Preparation — key points
- Arrival: 60 minutes before your appointment.
- In the 12–24 hours before: avoid coffee, black and green tea, caffeinated soft drinks, energy drinks, chocolate, tobacco/nicotine and other stimulants — they speed up the heart and make heart-rate control harder.
- 48–72 hours before: stop Sildenafil (Viagra), Tadalafil (Cialis), Vardenafil (Levitra). An absolute contraindication with the sublingual nitroglycerin used in the exam — risk of severe hypotension.
- Regular medication: keep it — including beta-blockers — unless your doctor advises otherwise. If needed, additional medication is given at the clinic, before the exam, according to CRMA's protocol. Let us know if you take medication for diabetes or anticoagulants.
- Keep your other cardiac medication: antihypertensives, antiplatelets, statins.
- Fasting: 4 hours.
- Kidney function: bring recent creatinine/kidney function blood tests (eGFR) — usually from the last 30 to 90 days, according to clinical risk.
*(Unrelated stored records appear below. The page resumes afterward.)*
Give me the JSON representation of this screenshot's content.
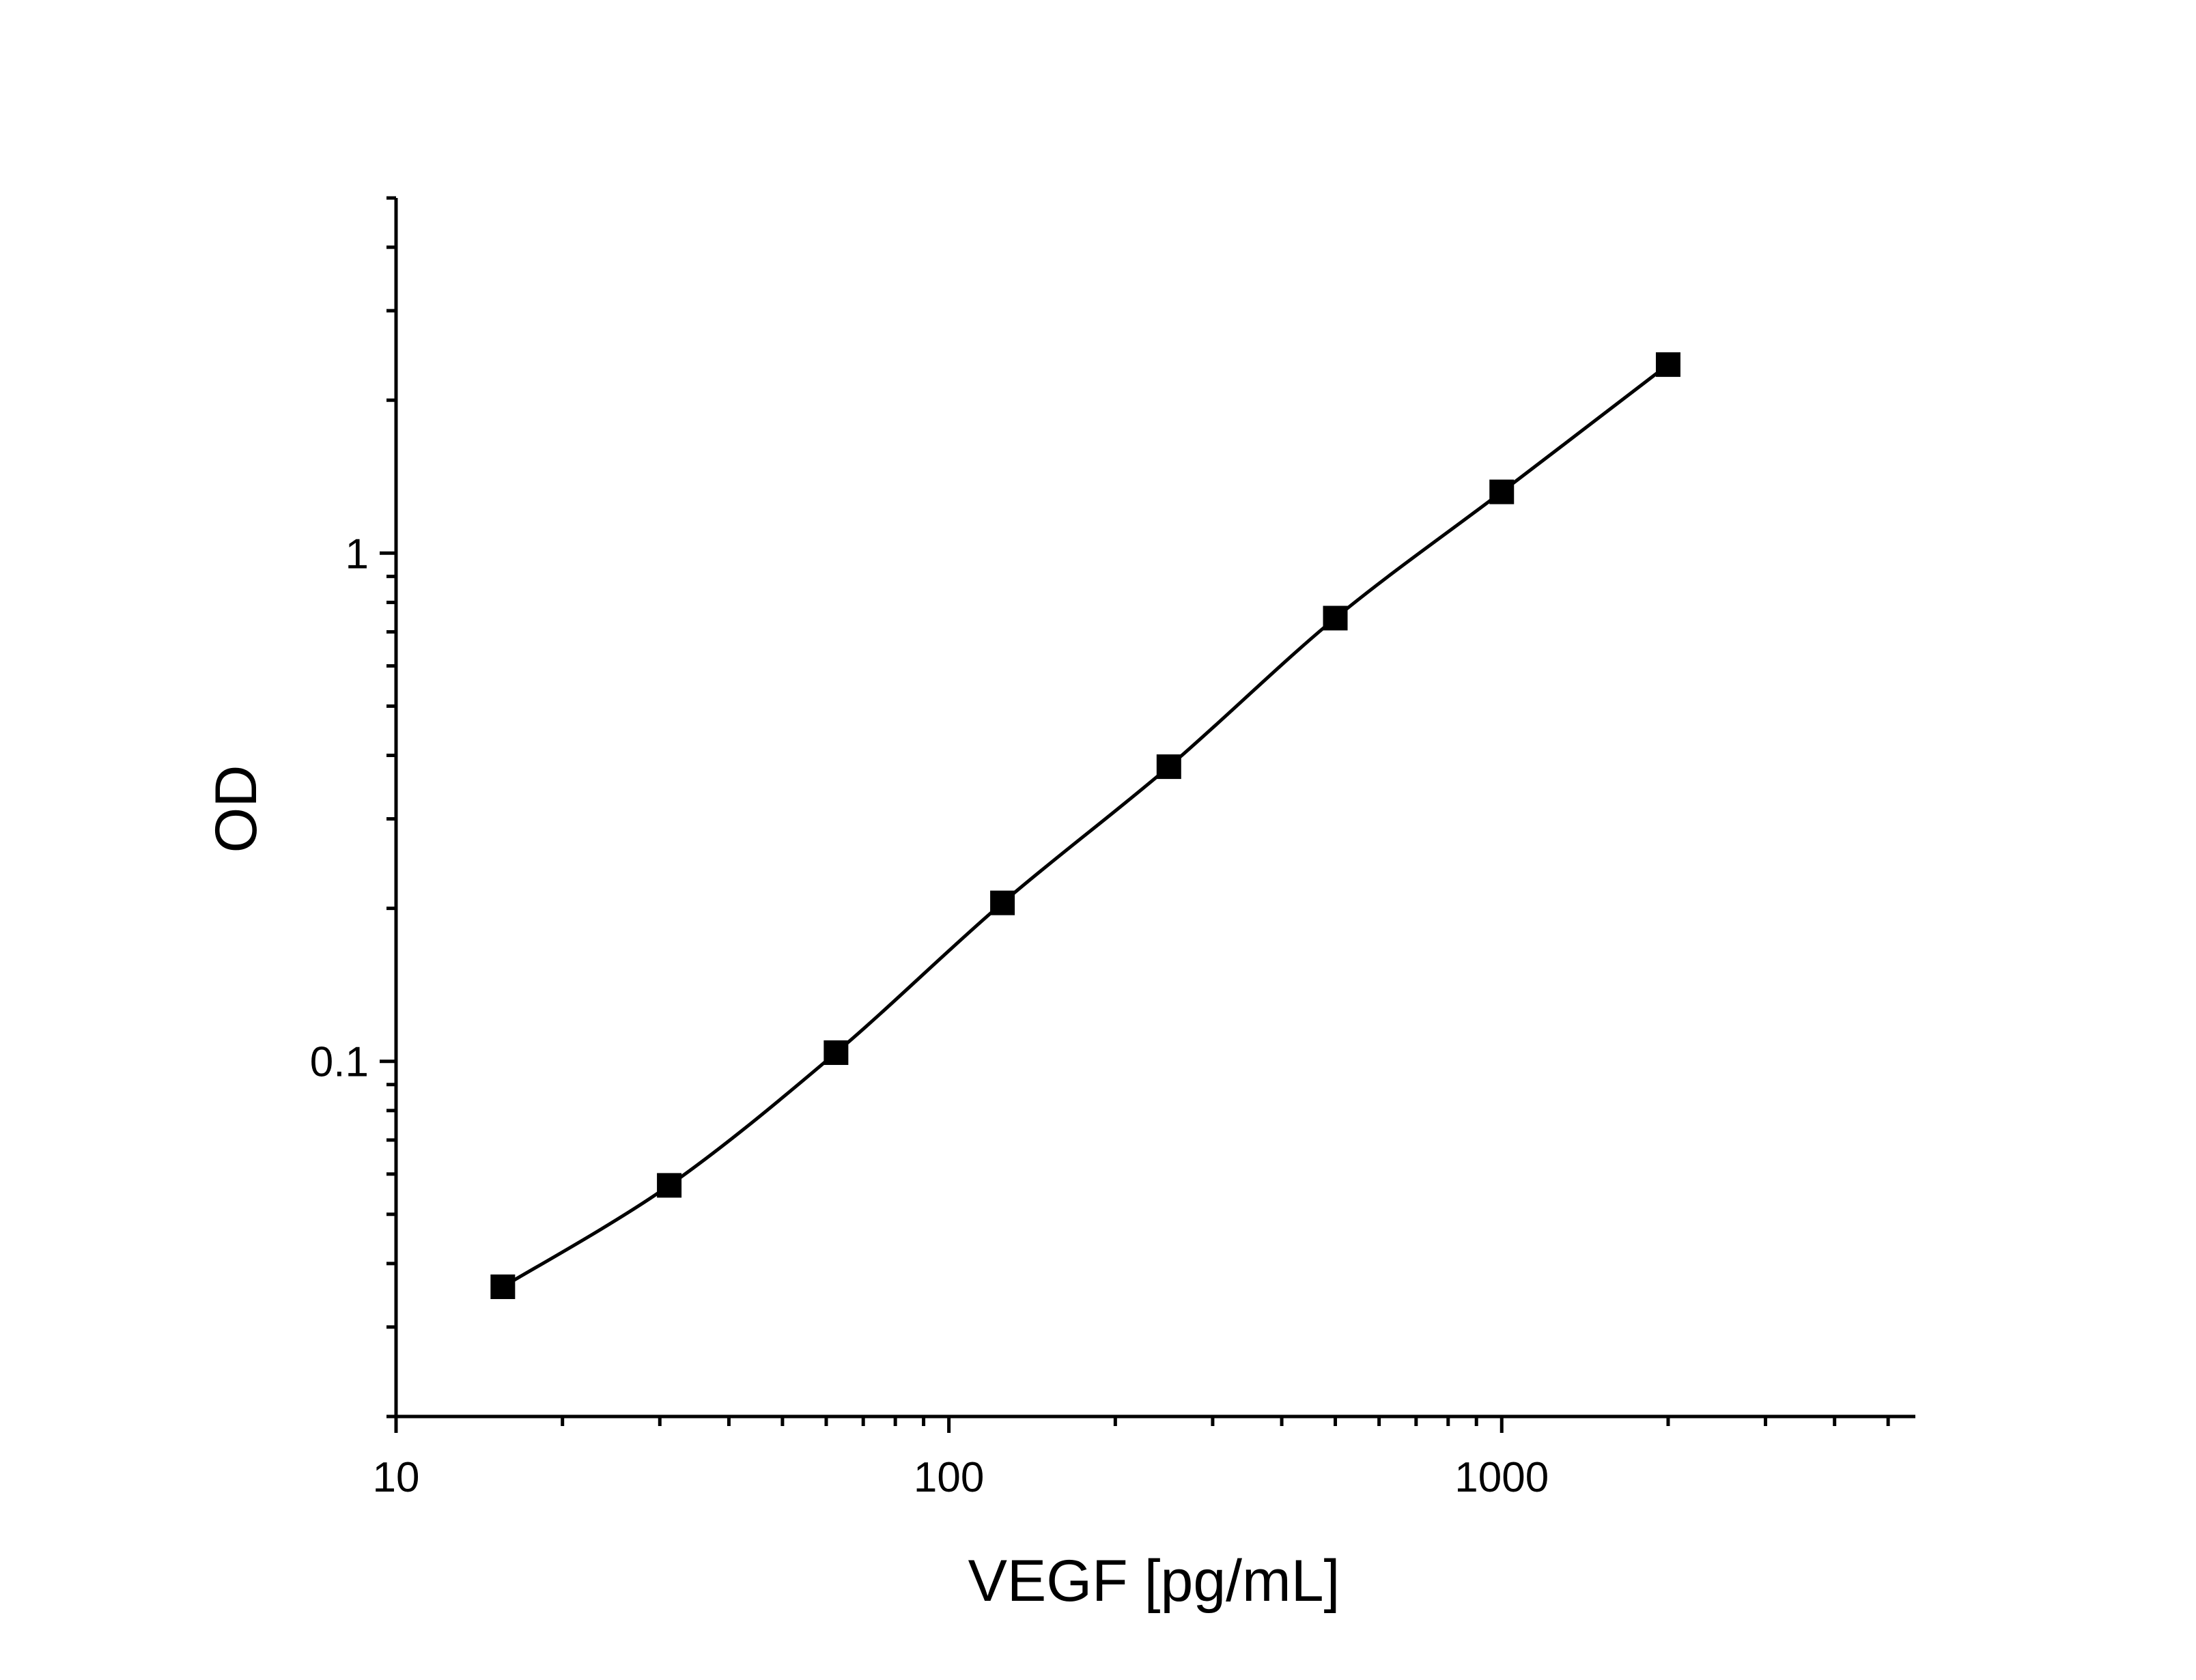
{
  "chart_data": {
    "type": "scatter",
    "title": "",
    "xlabel": "VEGF [pg/mL]",
    "ylabel": "OD",
    "xscale": "log",
    "yscale": "log",
    "xlim": [
      10,
      5600
    ],
    "ylim": [
      0.02,
      5
    ],
    "x_ticks": [
      {
        "value": 10,
        "label": "10"
      },
      {
        "value": 100,
        "label": "100"
      },
      {
        "value": 1000,
        "label": "1000"
      }
    ],
    "y_ticks": [
      {
        "value": 0.1,
        "label": "0.1"
      },
      {
        "value": 1,
        "label": "1"
      }
    ],
    "grid": false,
    "legend": "none",
    "series": [
      {
        "marker": "square",
        "fitted_curve": true,
        "color": "#000000",
        "x": [
          15.6,
          31.2,
          62.5,
          125,
          250,
          500,
          1000,
          2000
        ],
        "y": [
          0.036,
          0.057,
          0.104,
          0.205,
          0.38,
          0.745,
          1.32,
          2.35
        ]
      }
    ]
  }
}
Let us know if you have kidney impairment or if you have had a reaction to iodinated contrast.
- Breastfeeding: always let us know. Breastfeeding may continue as normal after the contrast is given (ACR/ESUR recommendation).
- A recent ECG (if available) and a current list of your medication.
Results
The report follows the CAD-RADS classification (Coronary Artery Disease — Reporting and Data System), on a scale of 0 to 5. For findings suggestive of significant coronary artery disease (CAD-RADS 4–5), the radiologist ensures priority communication to the referring doctor.